- Developer: Texas Instruments GSI
- Working state: Discontinued
- Source model: Closed source
- Marketing target: Oil companies
- Available in: English
- Supported platforms: Texas Instruments 980 minicomputer
- Kernel type: Real-time
- Default user interface: Command-line
- License: Proprietary

= DSOS =

Real-time operating system

DSOS (Deep Six Operating System) was a real-time operating system (sometimes termed an operating system kernel) developed by Texas Instruments' division Geophysical Services Incorporated (GSI) in the mid-1970s.

== Background ==
The Geophysical Services division of Texas Instruments' main business was to search for petroleum (oil). They would collect data in likely spots around the world, process that data using high performance computers, and produce analyses that guided oil companies toward promising sites for drilling.

Much of the oil being sought was to be found beneath the ocean, hence GSI maintained a fleet of ships to collect seismic data from remote regions of the world. To do this properly, it was essential that the ships be navigated precisely. If evidence of oil is found, one cannot just mark an X on a tree. The oil is thousands of feet below the ocean and typically hundreds of miles from land. But this was a decade or more before GPS existed, thus the processing load to keep an accurate picture of where a finding is, was considerable.

The GEONAV systems, which used DSOS (Frailey, 1975) as their operating system, performed the required navigation, and collected, processed, and stored the seismic data being received in real-time.

=== Naming ===
The name Deep Six Operating System was the brainchild of Phil Ward (subsequently a world-renowned GPS expert) who, at the time, was manager of the project and slightly skeptical of the computer science professor, Dennis Frailey, who insisted that an operating system was the solution to the problem at hand. In a sense the system lived up to its name, according to legend. Supposedly one of the ships hit an old World War II naval mine off the coast of Egypt and sank while being navigated by GEONAV and DSOS.

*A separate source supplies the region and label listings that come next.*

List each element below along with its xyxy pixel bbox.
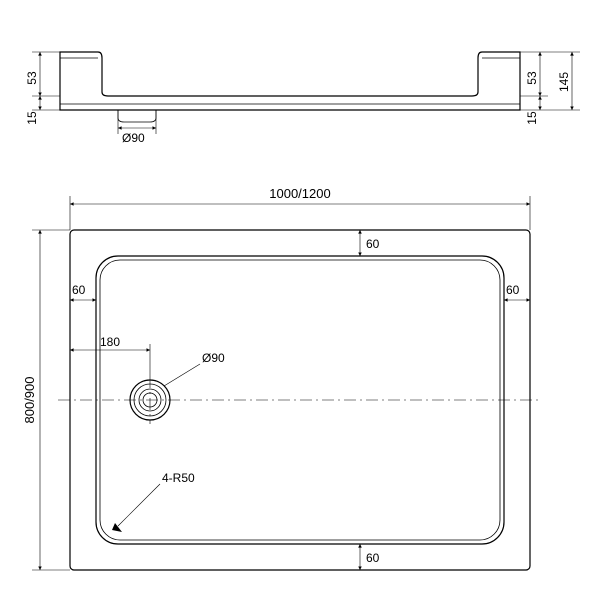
elevation-view: Ø90 53 15 53 15 145 bbox=[25, 52, 580, 145]
plan-view: Ø90 180 4-R50 60 60 60 60 1000/1200 800/… bbox=[22, 186, 542, 570]
dim-plan-height: 800/900 bbox=[22, 377, 37, 424]
technical-drawing: Ø90 53 15 53 15 145 Ø90 180 4-R50 60 bbox=[0, 0, 600, 600]
dim-elev-left-53: 53 bbox=[25, 71, 39, 85]
dim-plan-width: 1000/1200 bbox=[269, 186, 330, 201]
dim-rim-left: 60 bbox=[72, 283, 86, 297]
dim-rim-top: 60 bbox=[366, 237, 380, 251]
dim-rim-bottom: 60 bbox=[366, 551, 380, 565]
dim-elev-drain: Ø90 bbox=[122, 131, 145, 145]
dim-plan-radius: 4-R50 bbox=[162, 471, 195, 485]
dim-elev-right-53: 53 bbox=[525, 71, 539, 85]
dim-rim-right: 60 bbox=[506, 283, 520, 297]
dim-plan-180: 180 bbox=[100, 335, 120, 349]
dim-plan-drain: Ø90 bbox=[202, 351, 225, 365]
dim-elev-right-145: 145 bbox=[557, 72, 571, 92]
dim-elev-right-15: 15 bbox=[525, 111, 539, 125]
dim-elev-left-15: 15 bbox=[25, 111, 39, 125]
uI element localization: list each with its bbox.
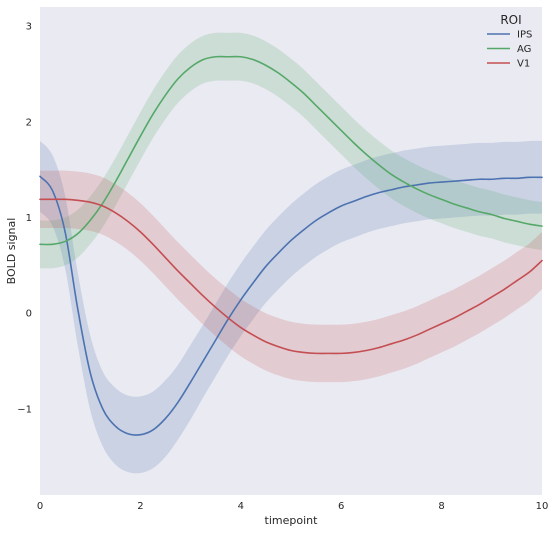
ci-band-v1 xyxy=(40,170,542,383)
y-tick-label: 1 xyxy=(26,213,32,224)
legend-items: IPS AG V1 xyxy=(487,30,532,70)
x-tick-label: 4 xyxy=(238,501,244,512)
x-tick-label: 6 xyxy=(338,501,344,512)
x-tick-label: 2 xyxy=(137,501,143,512)
y-tick-label: 3 xyxy=(26,22,32,33)
ci-band-ips xyxy=(40,140,542,474)
legend-label-ips: IPS xyxy=(517,30,532,41)
y-axis-label: BOLD signal xyxy=(5,218,18,285)
x-axis-label: timepoint xyxy=(265,514,319,527)
x-tick-label: 8 xyxy=(438,501,444,512)
ci-band-ag xyxy=(40,32,542,269)
legend: ROI IPS AG V1 xyxy=(487,13,532,70)
plot-background xyxy=(40,7,542,495)
legend-label-v1: V1 xyxy=(517,59,530,70)
series-line-ag xyxy=(39,55,543,246)
legend-label-ag: AG xyxy=(517,44,531,55)
legend-title: ROI xyxy=(500,13,521,27)
y-tick-label: 2 xyxy=(26,117,32,128)
series-line-ips xyxy=(39,175,543,436)
series-line-v1 xyxy=(39,198,543,355)
x-tick-label: 0 xyxy=(37,501,43,512)
y-tick-label: 0 xyxy=(26,309,32,320)
y-tick-labels: −1 0 1 2 3 xyxy=(17,22,32,416)
x-tick-labels: 0 2 4 6 8 10 xyxy=(37,501,549,512)
y-tick-label: −1 xyxy=(17,404,32,415)
x-tick-label: 10 xyxy=(536,501,549,512)
confidence-bands xyxy=(40,32,542,474)
series-lines xyxy=(39,55,543,436)
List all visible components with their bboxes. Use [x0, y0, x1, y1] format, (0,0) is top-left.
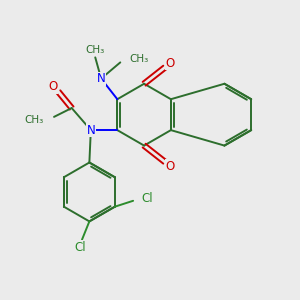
Text: CH₃: CH₃	[129, 54, 148, 64]
Text: O: O	[48, 80, 57, 93]
Text: O: O	[165, 160, 175, 173]
Text: Cl: Cl	[141, 192, 153, 205]
Text: O: O	[165, 57, 175, 70]
Text: CH₃: CH₃	[25, 115, 44, 125]
Text: N: N	[97, 72, 106, 85]
Text: N: N	[86, 124, 95, 136]
Text: Cl: Cl	[75, 241, 86, 254]
Text: CH₃: CH₃	[85, 45, 105, 55]
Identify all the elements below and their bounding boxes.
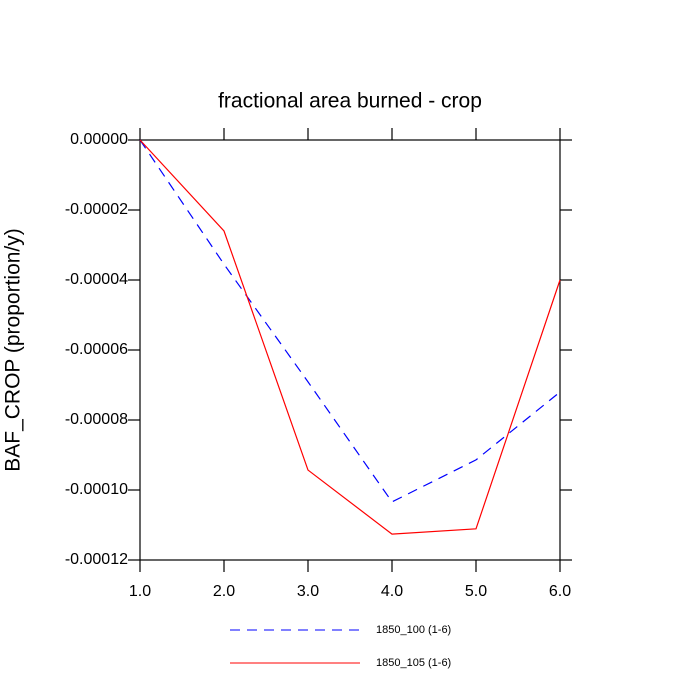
chart-title: fractional area burned - crop — [218, 90, 482, 113]
x-tick-label: 6.0 — [549, 583, 571, 600]
series-line — [139, 139, 561, 503]
x-tick-label: 5.0 — [465, 583, 487, 600]
legend-label: 1850_100 (1-6) — [376, 624, 451, 636]
y-tick-label: -0.00008 — [65, 411, 128, 428]
y-tick-label: -0.00004 — [65, 271, 128, 288]
legend-label: 1850_105 (1-6) — [376, 657, 451, 669]
x-tick-label: 2.0 — [213, 583, 235, 600]
x-tick-label: 3.0 — [297, 583, 319, 600]
y-tick-label: -0.00006 — [65, 341, 128, 358]
x-tick-label: 4.0 — [381, 583, 403, 600]
x-tick-label: 1.0 — [129, 583, 151, 600]
y-tick-label: -0.00010 — [65, 481, 128, 498]
y-tick-label: 0.00000 — [70, 131, 128, 148]
series-line — [139, 139, 561, 535]
plot-frame — [139, 139, 561, 561]
y-tick-label: -0.00002 — [65, 201, 128, 218]
y-tick-label: -0.00012 — [65, 551, 128, 568]
y-axis-label: BAF_CROP (proportion/y) — [2, 228, 25, 472]
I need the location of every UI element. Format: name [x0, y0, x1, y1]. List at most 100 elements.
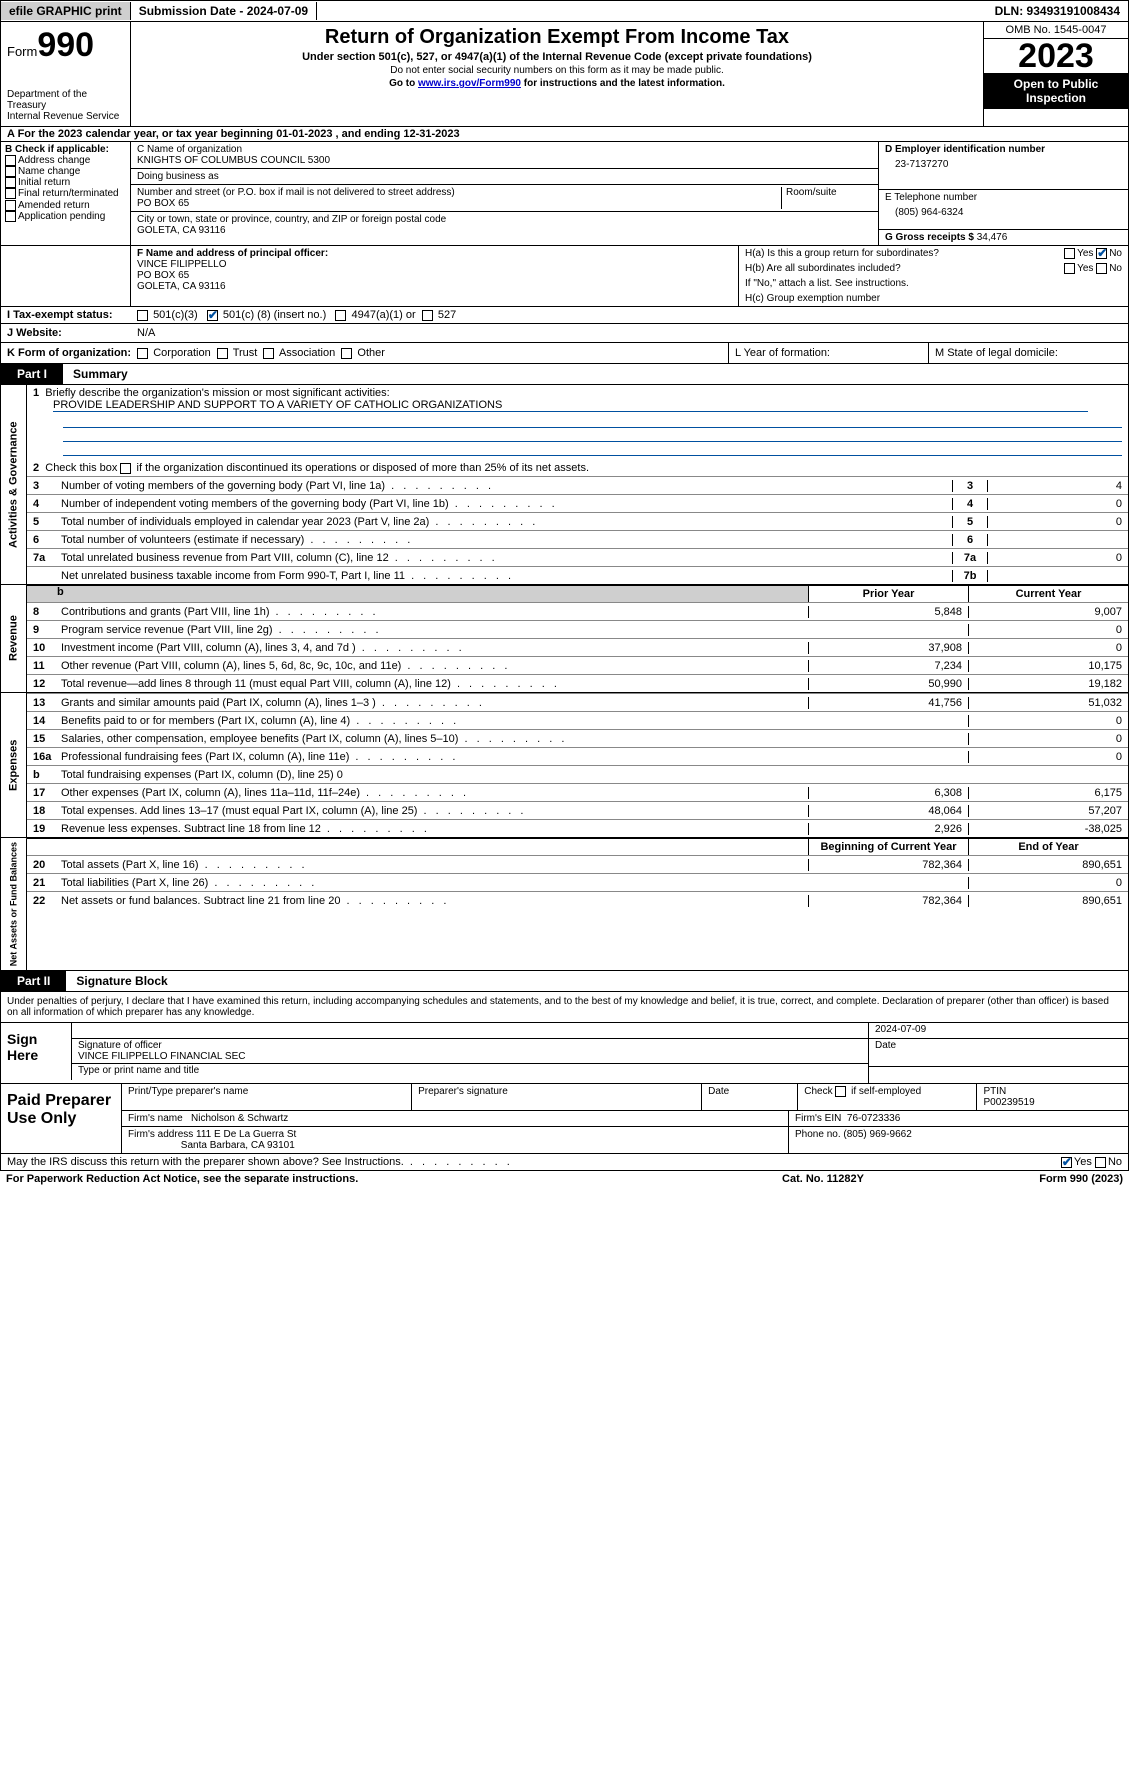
- declaration: Under penalties of perjury, I declare th…: [0, 992, 1129, 1023]
- part1-title: Summary: [63, 364, 138, 384]
- city-value: GOLETA, CA 93116: [137, 225, 872, 236]
- sig-officer-label: Signature of officer: [78, 1040, 162, 1051]
- efile-print-button[interactable]: efile GRAPHIC print: [1, 2, 131, 20]
- officer-addr1: PO BOX 65: [137, 270, 732, 281]
- chk-may-irs-yes[interactable]: [1061, 1157, 1072, 1168]
- firm-city: Santa Barbara, CA 93101: [181, 1140, 295, 1151]
- chk-assoc[interactable]: [263, 348, 274, 359]
- sig-date-value: 2024-07-09: [868, 1023, 1128, 1039]
- part1-netassets: Net Assets or Fund Balances Beginning of…: [0, 838, 1129, 971]
- section-b-label: B Check if applicable:: [5, 144, 126, 155]
- ha-label: H(a) Is this a group return for subordin…: [745, 248, 1064, 259]
- officer-name: VINCE FILIPPELLO: [137, 259, 732, 270]
- lbl-assoc: Association: [279, 347, 335, 359]
- website-value: N/A: [131, 324, 161, 342]
- street-value: PO BOX 65: [137, 198, 777, 209]
- year-formation: L Year of formation:: [728, 343, 928, 363]
- q1-label: Briefly describe the organization's miss…: [45, 387, 389, 399]
- part1-governance: Activities & Governance 1 Briefly descri…: [0, 385, 1129, 585]
- firm-phone-label: Phone no.: [795, 1129, 841, 1140]
- lbl-501c3: 501(c)(3): [153, 309, 198, 321]
- row-j: J Website: N/A: [0, 324, 1129, 343]
- chk-discontinued[interactable]: [120, 463, 131, 474]
- chk-501c3[interactable]: [137, 310, 148, 321]
- chk-hb-yes[interactable]: [1064, 263, 1075, 274]
- may-irs-row: May the IRS discuss this return with the…: [0, 1154, 1129, 1171]
- hc-label: H(c) Group exemption number: [739, 291, 1128, 306]
- firm-ein-label: Firm's EIN: [795, 1113, 841, 1124]
- chk-other[interactable]: [341, 348, 352, 359]
- part1-header: Part I Summary: [0, 364, 1129, 385]
- ein-value: 23-7137270: [885, 155, 1122, 174]
- lbl-4947: 4947(a)(1) or: [351, 309, 415, 321]
- hb-note: If "No," attach a list. See instructions…: [739, 276, 1128, 291]
- lbl-initial-return: Initial return: [18, 177, 70, 188]
- chk-may-irs-no[interactable]: [1095, 1157, 1106, 1168]
- chk-initial-return[interactable]: [5, 177, 16, 188]
- org-name: KNIGHTS OF COLUMBUS COUNCIL 5300: [137, 155, 872, 166]
- section-fh: F Name and address of principal officer:…: [0, 246, 1129, 307]
- hb-label: H(b) Are all subordinates included?: [745, 263, 1064, 274]
- ein-label: D Employer identification number: [885, 144, 1122, 155]
- chk-app-pending[interactable]: [5, 211, 16, 222]
- chk-name-change[interactable]: [5, 166, 16, 177]
- col-prior: Prior Year: [808, 586, 968, 602]
- irs-link[interactable]: www.irs.gov/Form990: [418, 78, 521, 89]
- chk-ha-yes[interactable]: [1064, 248, 1075, 259]
- firm-phone: (805) 969-9662: [843, 1129, 911, 1140]
- chk-ha-no[interactable]: [1096, 248, 1107, 259]
- dba-label: Doing business as: [137, 171, 872, 182]
- website-label: J Website:: [1, 324, 131, 342]
- dept-treasury: Department of the Treasury: [7, 89, 124, 111]
- lbl-501c-c: ) (insert no.): [267, 309, 326, 321]
- type-print-label: Type or print name and title: [71, 1064, 868, 1080]
- lbl-527: 527: [438, 309, 456, 321]
- col-current: Current Year: [968, 586, 1128, 602]
- chk-527[interactable]: [422, 310, 433, 321]
- firm-name-label: Firm's name: [128, 1113, 183, 1124]
- chk-501c[interactable]: [207, 310, 218, 321]
- part1-expenses: Expenses 13Grants and similar amounts pa…: [0, 693, 1129, 838]
- form-subtitle: Under section 501(c), 527, or 4947(a)(1)…: [137, 51, 977, 63]
- org-name-label: C Name of organization: [137, 144, 872, 155]
- chk-4947[interactable]: [335, 310, 346, 321]
- section-bcd: B Check if applicable: Address change Na…: [0, 142, 1129, 246]
- hb-no: No: [1109, 263, 1122, 274]
- submission-date: Submission Date - 2024-07-09: [131, 2, 317, 20]
- tax-exempt-label: I Tax-exempt status:: [1, 307, 131, 323]
- chk-trust[interactable]: [217, 348, 228, 359]
- lbl-amended: Amended return: [18, 200, 90, 211]
- topbar: efile GRAPHIC print Submission Date - 20…: [0, 0, 1129, 22]
- may-irs-yes: Yes: [1074, 1156, 1092, 1168]
- col-end: End of Year: [968, 839, 1128, 855]
- gross-value: 34,476: [977, 232, 1008, 243]
- city-label: City or town, state or province, country…: [137, 214, 872, 225]
- chk-hb-no[interactable]: [1096, 263, 1107, 274]
- chk-corp[interactable]: [137, 348, 148, 359]
- state-domicile: M State of legal domicile:: [928, 343, 1128, 363]
- goto-post: for instructions and the latest informat…: [521, 78, 725, 89]
- may-irs-text: May the IRS discuss this return with the…: [7, 1156, 1061, 1168]
- lbl-name-change: Name change: [18, 166, 80, 177]
- col-begin: Beginning of Current Year: [808, 839, 968, 855]
- may-irs-no: No: [1108, 1156, 1122, 1168]
- lbl-corp: Corporation: [153, 347, 210, 359]
- sig-officer-name: VINCE FILIPPELLO FINANCIAL SEC: [78, 1051, 245, 1062]
- lbl-other: Other: [357, 347, 385, 359]
- footer: For Paperwork Reduction Act Notice, see …: [0, 1171, 1129, 1187]
- lbl-501c-a: 501(c) (: [223, 309, 261, 321]
- ha-no: No: [1109, 248, 1122, 259]
- prep-sig-label: Preparer's signature: [411, 1084, 701, 1110]
- chk-address-change[interactable]: [5, 155, 16, 166]
- mission-text: PROVIDE LEADERSHIP AND SUPPORT TO A VARI…: [53, 399, 1088, 412]
- firm-addr: 111 E De La Guerra St: [196, 1129, 296, 1140]
- lbl-address-change: Address change: [18, 155, 90, 166]
- chk-self-employed[interactable]: [835, 1086, 846, 1097]
- vlabel-revenue: Revenue: [1, 585, 27, 692]
- dln: DLN: 93493191008434: [987, 2, 1128, 20]
- chk-amended[interactable]: [5, 200, 16, 211]
- room-label: Room/suite: [786, 187, 872, 198]
- tel-label: E Telephone number: [885, 192, 1122, 203]
- chk-final-return[interactable]: [5, 188, 16, 199]
- cat-no: Cat. No. 11282Y: [723, 1173, 923, 1185]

== Why an operating system? ==
In the 1970s, most real-time applications did not use operating systems because the latter were perceived as adding too much overhead. Typical computers of the time had barely enough computing power to handle the tasks at hand. Moreover, most software of this type was written in assembly language. As a consequence, real-time systems were classic examples of spaghetti code: complex masses of assembly language software using all sorts of machine-dependent tricks to achieve maximum performance.

DSOS ran on a Texas Instruments 980 minicomputer being used for marine navigation on GSI's fleet. DSOS was created to bring some order to the chaos that was typical of real-time system design at that time. The 980 was, for its time, a relatively powerful small computer that offered memory protection and multiple-priority interrupt abilities. DSOS was designed to exploit these features.

== Significance ==
DSOS (Frailey, 1975) was one of the pioneering efforts in real-time operating systems. Incorporating many of the principles being introduced at the time in mainframe computer systems, such as semaphores, memory management, task management, and software interrupts, it used a clever scheme to assure appropriate real-time performance while providing many services formerly uncommon in the real-time domain (such as an orderly way to communicate with external devices and computer operators, multitasking, maintaining records, a disciplined form of inter-task communication, a reliable real-time clock, memory protection, and debugging support). It remained in use for at least three decades and it demonstrated that, if well designed, an operating system can make a real-time system faster (and vastly more maintainable) than what had been typical before. Today, almost all real-time applications use operating systems of this type.